– Dlaczego
Mojżesz, który zrobił tyle dobrego dla ludu Bożego nie wszedł za życia do Ziemi
Obiecanej?
–
Mojżesz
nie był człowiekiem bez skazy. W swojej ekonomii przywódczej sięgał po
śmiercionośny miecz. Na swoim sumieniu miał wiele ofiar. Okazywał też
wielokrotnie chwile słabości. Niedowierzał do końca Bogu. (Aby polała się woda
ze skały dwukrotnie uderzał w nią młotkiem. Tak jakby nie wierzył, że wystarczy
tylko raz. Woda miała być darem od Boga). Kiedy lud Izraelski zbliżał się do
Ziemi Obiecanej Mojżesz był już starym człowiekiem. Wraz z wejściem do Kanaanu
czekały na Izraelitów nowe wyzwania. Do tej roli idealnie nadawał się młodszy
Jozue. Całej wyprawie Mojżesza towarzyszyła oprawa religijna. Nie zatrzymuję
się na tym temacie dłużej, bo wiele jest tu faktograficznych nadużyć i legend.

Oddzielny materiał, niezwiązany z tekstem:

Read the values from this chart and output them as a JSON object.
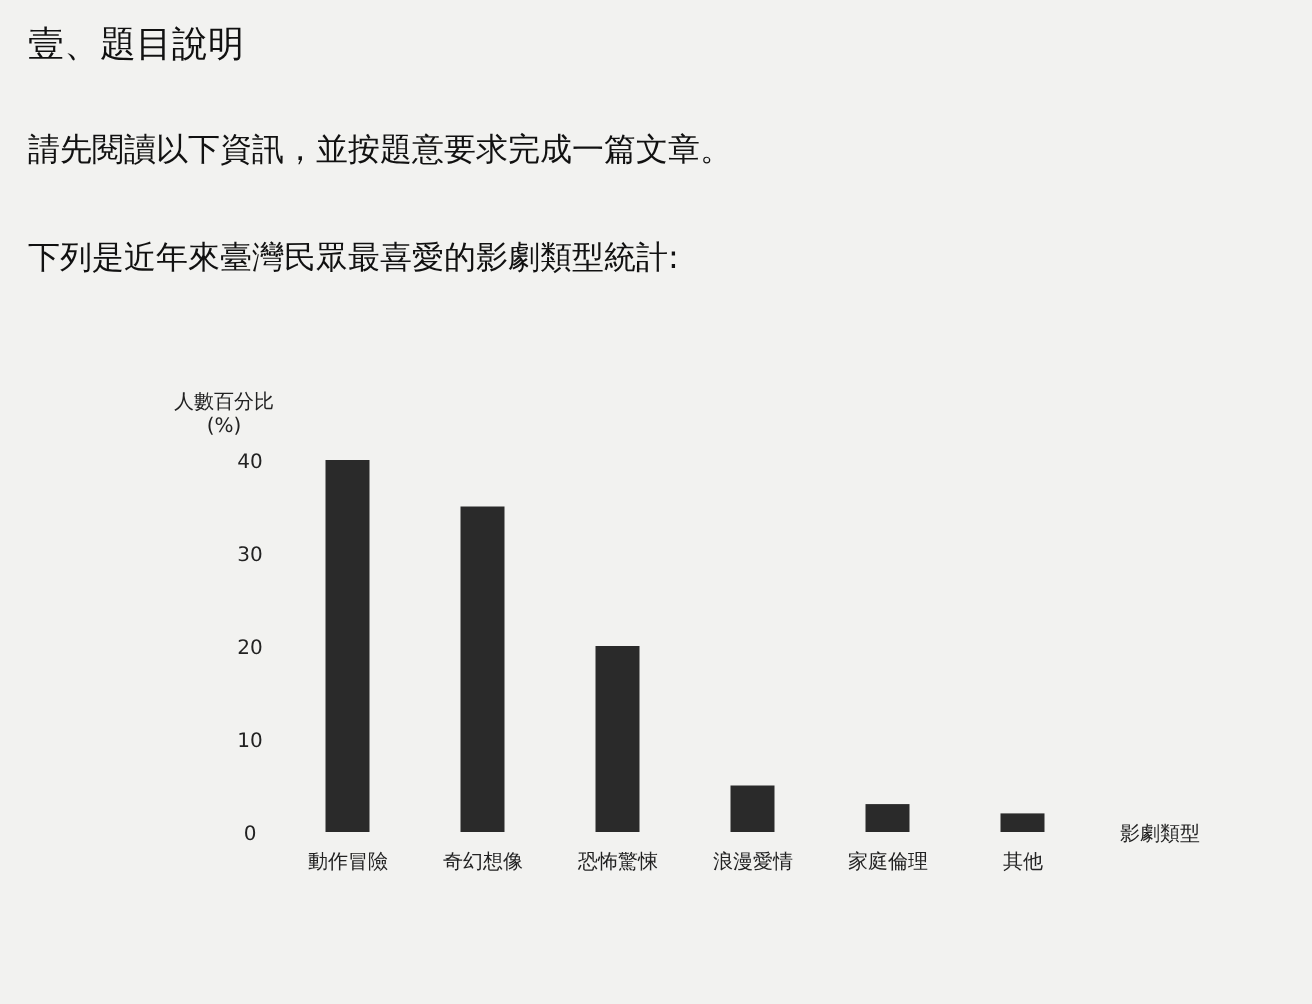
{
  "chart_data": {
    "type": "bar",
    "title": "下列是近年來臺灣民眾最喜愛的影劇類型統計:",
    "annotations": [
      "壹、題目說明",
      "請先閱讀以下資訊，並按題意要求完成一篇文章。"
    ],
    "ylabel": "人數百分比 (%)",
    "xlabel": "影劇類型",
    "categories": [
      "動作冒險",
      "奇幻想像",
      "恐怖驚悚",
      "浪漫愛情",
      "家庭倫理",
      "其他"
    ],
    "values": [
      40,
      35,
      20,
      5,
      3,
      2
    ],
    "color": "#2a2a2a",
    "ylim": [
      0,
      40
    ],
    "yticks": [
      0,
      10,
      20,
      30,
      40
    ]
  }
}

Opowieści biblijne były wielokrotnie modelowane i nie zasługują na zaufanie.
–
Na
ile opowiadanie o Mojżeszu i exodusie (wyjście z Egiptu) jest prawdziwe?
–
Opowiadanie
o Mojżeszu pochodzi jedynie z Pisma świętego, ale dostępne są odkrycia
archeologiczne, które nie do końca potwierdzają opisane zdarzenia. Minimaliści
zwracają uwagę, że nie ma żadnych archeologicznych dowodów pobytu Izraelitów w
Egipcie, który to pobyt jakoby trwał kilka wieków, ani też ich 40-letnich
wędrówek po półwyspie Synaj. Nie ma pewności, że wyjście z Egiptu rzeczywiście
nastąpiło. Księga Jozuego opowiada, jak ten izraelski wódz opanował Kanaan
ogniem i mieczem, zdobył Jerycho i zmasakrował mieszkańców. Jerycho legło w gruzach jakieś
350 lat wcześniej, zniszczone przez trzęsienie ziemi. Zdobycie miasta Aj
nastąpiło tylko w umyśle biblijnego autora, który chciał wyjaśnić nazwę tej
miejscowości, oznaczającą ruinę.
–
No
to teraz pojechałeś po bandzie. Ja już wczuwam się w atmosferę biblijną, a ty
oblewasz mnie zimną wodą.
–
Celowo
nie wdawałem się w szczegóły, bo chciałem tylko zasygnalizować opisane
zdarzenia biblijne. Trudno mi polemizować z badaniami archeologicznymi. Od
prawdy trudno uciec. Można jedynie postawić pytanie, po co Żydzi tworzyli
podobne opowiadania? Już wspominałem, że epopeje miały podtrzymać ducha
narodowego Żydów będących w niewoli babilońskiej (VI w.). Pismo święte miało
pokazać szczególną Opatrzność Boga dla narodu wybranego.
–
Na
Boga, przecież widać jak na dłoni, że jest to naciągana sprawa.
–
Ja
też tak bym reagował, gdybym nie odczuwał, że na kanwie legend i wybujałem
fantazji ludzkiej, Bóg dopisał swoje racje. To wydaje się nieprawdopodobne, ale
Bóg skorzystał z ludzkich koncepcji i włączył się, aby ludzkości ukazać rąbek
swojego Oblicza.
–
Ale
jak?
–
Wszystko, co dobre, od samego Boga pochodzi, a więc myśli ludzkie
również. Niech to zdanie będzie dla ciebie przewodnikiem rozpoznania etycznego.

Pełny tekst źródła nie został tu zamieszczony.